Southwest Airlines packed a lot of people into its airplanes last month. However, for the first time in a year, Southwest didn’t set a monthly record for loads.
The Dallas-based carrier said Wednesday that it filled 81.9 percent of its seats in June, up 2.4 points from June 2009. That number fell a little short of its June record of 82.1 percent, set in 2007.
Since last July, each month established a new monthly record for load factors. In fact, July 2009 recorded Southwest’s highest loads for any month, with 83.2 percent of seats filled.
American Airlines reported a load factor of 86.8 percent for June. As with Southwest, the loads were up from 2009 but below the airline’s June record set in 2007, 87.1 percent.
Southwest said its traffic rose 5 percent over June 2009, while its capacity increased 1.9 percent.

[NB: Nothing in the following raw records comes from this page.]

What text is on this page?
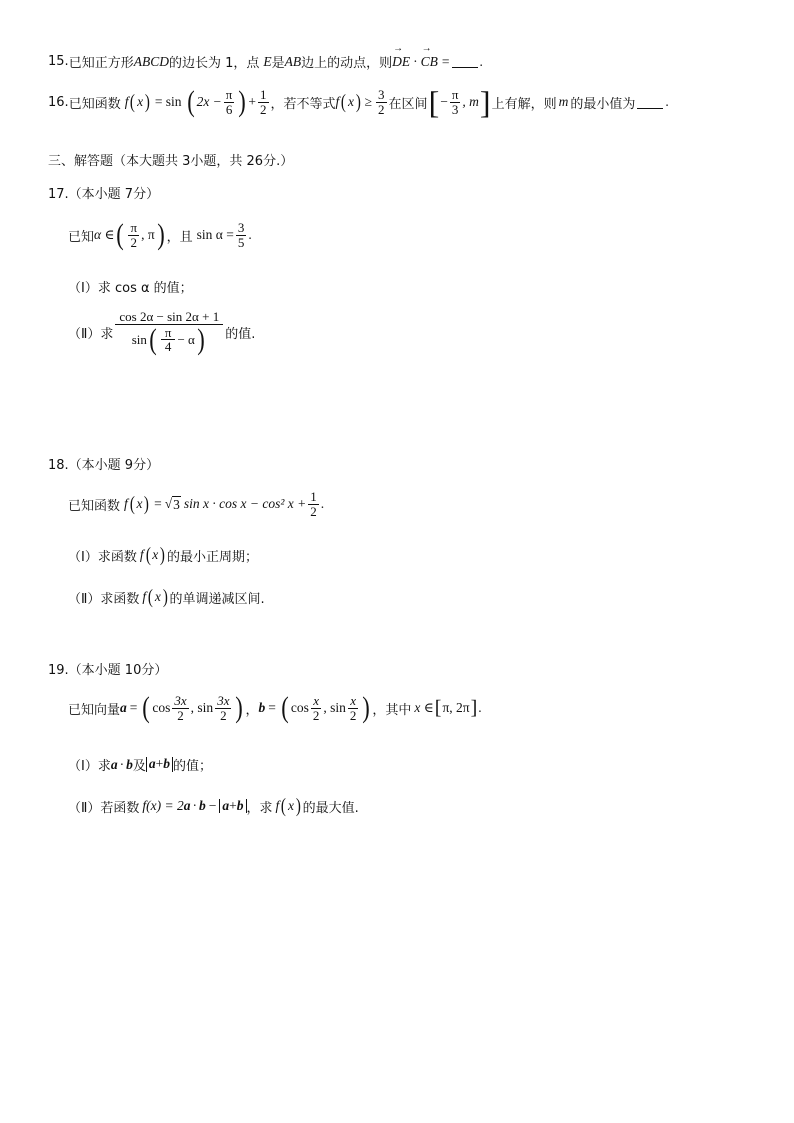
15. 已知正方形 ABCD 的边长为 1，点 E 是 AB 边上的动点，则 → DE · → CB = .
16. 已知函数 f ( x ) = sin ( $2x - \frac{\pi}{6}$ ) + $\frac{1}{2}$ ，若不等式 f ( x ) ≥ $\frac{3}{2}$ 在区间 [ − $\frac{\pi}{3}$ , m ] 上有解，则 m 的最小值为 .
三、解答题（本大题共 3小题，共 26分.）
17.（本小题 7分）
已知 α ∈ ( $\frac{\pi}{2}$ , π ) ，且 $\sin \alpha = \frac{3}{5}$ .
（Ⅰ）求 cos α 的值；
（Ⅱ）求 $\frac{\cos 2\alpha - \sin 2\alpha + 1}{\sin ( \frac{\pi}{4} - \alpha )}$ 的值.
18.（本小题 9分）
已知函数 f ( x ) = √ 3 sin x · cos x − cos² $x + \frac{1}{2}$ .
（Ⅰ）求函数 f ( x ) 的最小正周期；
（Ⅱ）求函数 f ( x ) 的单调递减区间.
19.（本小题 10分）
已知向量 a = ( $\cos \frac{3x}{2}$ , $\sin \frac{3x}{2}$ ) ， b = ( $\cos \frac{x}{2}$ , $\sin \frac{x}{2}$ ) ，其中 x ∈ [ π, 2π ] .
（Ⅰ）求 a · b 及 a+b 的值；
（Ⅱ）若函数 f(x) = 2 a · b − a+b ，求 f ( x ) 的最大值.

Southwest also said its unit revenue – revenue per seat-mile flown – jumped 24 percent over last year’s dismal June.
Other airlines have reported healthy increases in traffic and high load factors as they released their June operational reports. Airline demand and revenue plummeted in 2009, and carriers are still recovering from last year’s deep trough.
With six of the nine largest carriers reporting June results, the group has recorded a traffic jump of 5 percent on a capacity increase of 2.3 percent.
The load factors for the group have increased 2.2 percentage points to 86.5 percent.